Flavie Pelletier, a recent PhD graduate of McGill University’s Natural Resource Sciences program, told me she first became interested in aspens while working as a tree planter in British Columbia. “The historical assumption on aspen is that stands are very good at stopping fire progression. But the paradox is that if you take an aspen by itself, it’s going to burn at high severity,” Pelletier, who published her findings in Forest Ecology and Management, told me.
By creating near-real-time maps of fires using satellites and comparing them against the Canadian Forest Service’s newly available maps of dominant tree species in the boreal, Pelletier and her colleagues discovered that aspen were almost two and a half times more common at the perimeter of a burned area than inside it. The finding suggests that despite the flammability of a single aspen with its thin bark, stands of aspen act as a kind of barrier when wildfire ran up against them, likely because they lack the flammable resins of conifers and their high foliage helps force running crown fires back toward the ground. Pine and spruce, by contrast, showed a near-zero or even negative effect.
When aspen stands did burn, Pelletier found they did so more slowly: A tree cover of 50% aspen burned at about 224 hectares per day, compared to 717 hectares per day in areas where aspen made up less than 10% of the cover. That’s the equivalent of about 1,000 FIFA-regulation soccer pitches per day in places where aspen are sparser — like Aspen Acres.
Even more surprising, though, was that the pattern held true in the early season, when the trees are still twiggy and have yet to grow their moisture-filled leaves, and despite the severity of fire weather. “Aspen still showed resilience even when the fire weather was very intense, [like in 2023, when] we had all the fires,” Pelletier said.
But she was also the first to admit that seasons are getting more extreme, and that there’s no guarantee the pattern will hold for the next 10 or 20 years.
Pelletier was reluctant to make a policy recommendation based on her research, noting that she’s not a forest manager. But in Alberta and British Columbia, timber companies spray hundreds of thousands of acres of timber with glyphosate, an herbicide, to kill off aspens because the trees outcompete the more commercially valuable conifers. Her findings are “a big argument to stop the spreading of herbicides because you’re increasing the risk of fire in your forest by removing aspen,” Pelletier said.
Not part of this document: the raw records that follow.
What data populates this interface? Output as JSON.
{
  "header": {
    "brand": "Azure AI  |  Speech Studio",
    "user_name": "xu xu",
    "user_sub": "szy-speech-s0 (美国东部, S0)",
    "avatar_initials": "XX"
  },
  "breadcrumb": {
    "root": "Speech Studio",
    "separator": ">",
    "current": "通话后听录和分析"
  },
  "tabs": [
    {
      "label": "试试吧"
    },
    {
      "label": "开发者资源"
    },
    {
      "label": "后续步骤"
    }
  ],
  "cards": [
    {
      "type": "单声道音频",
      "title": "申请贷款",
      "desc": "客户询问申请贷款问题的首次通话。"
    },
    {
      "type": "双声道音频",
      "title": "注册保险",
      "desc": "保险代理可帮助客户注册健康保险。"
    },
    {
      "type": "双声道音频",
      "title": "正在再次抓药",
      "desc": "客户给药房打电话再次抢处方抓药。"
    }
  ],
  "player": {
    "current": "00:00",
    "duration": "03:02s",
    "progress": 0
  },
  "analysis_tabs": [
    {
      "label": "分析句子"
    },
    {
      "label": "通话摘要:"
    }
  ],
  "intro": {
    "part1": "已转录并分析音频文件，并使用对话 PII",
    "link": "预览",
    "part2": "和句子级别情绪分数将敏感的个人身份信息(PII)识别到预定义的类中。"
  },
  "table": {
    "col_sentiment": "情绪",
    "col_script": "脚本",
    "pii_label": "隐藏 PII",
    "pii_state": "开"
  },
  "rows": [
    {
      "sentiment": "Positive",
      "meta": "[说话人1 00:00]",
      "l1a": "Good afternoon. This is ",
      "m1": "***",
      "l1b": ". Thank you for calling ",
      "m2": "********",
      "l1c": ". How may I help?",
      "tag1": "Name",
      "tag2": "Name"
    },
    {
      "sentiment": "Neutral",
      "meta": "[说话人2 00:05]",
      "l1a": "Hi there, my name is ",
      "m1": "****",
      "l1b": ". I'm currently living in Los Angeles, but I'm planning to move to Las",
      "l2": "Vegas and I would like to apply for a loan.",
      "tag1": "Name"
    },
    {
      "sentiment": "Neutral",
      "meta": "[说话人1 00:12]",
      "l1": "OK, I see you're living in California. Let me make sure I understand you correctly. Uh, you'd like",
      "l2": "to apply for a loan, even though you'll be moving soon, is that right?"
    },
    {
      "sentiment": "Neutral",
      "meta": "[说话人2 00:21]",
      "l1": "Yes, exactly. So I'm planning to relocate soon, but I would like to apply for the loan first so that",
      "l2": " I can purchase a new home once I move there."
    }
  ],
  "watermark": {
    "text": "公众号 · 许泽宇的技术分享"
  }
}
Despite her hesitation, Pelletier is explicit in her paper about one thing: that aspens “should be encouraged — specifically around key landscape positions, such as population centers” — given that they are a proven means of hardening the wildland-urban interface against wildfires. It might be too late for the idyllically named Aspen Acres, of course; any of the aspens that once drew tourists to the area are likely now ash.
But this not be Colorado’s last fire, either.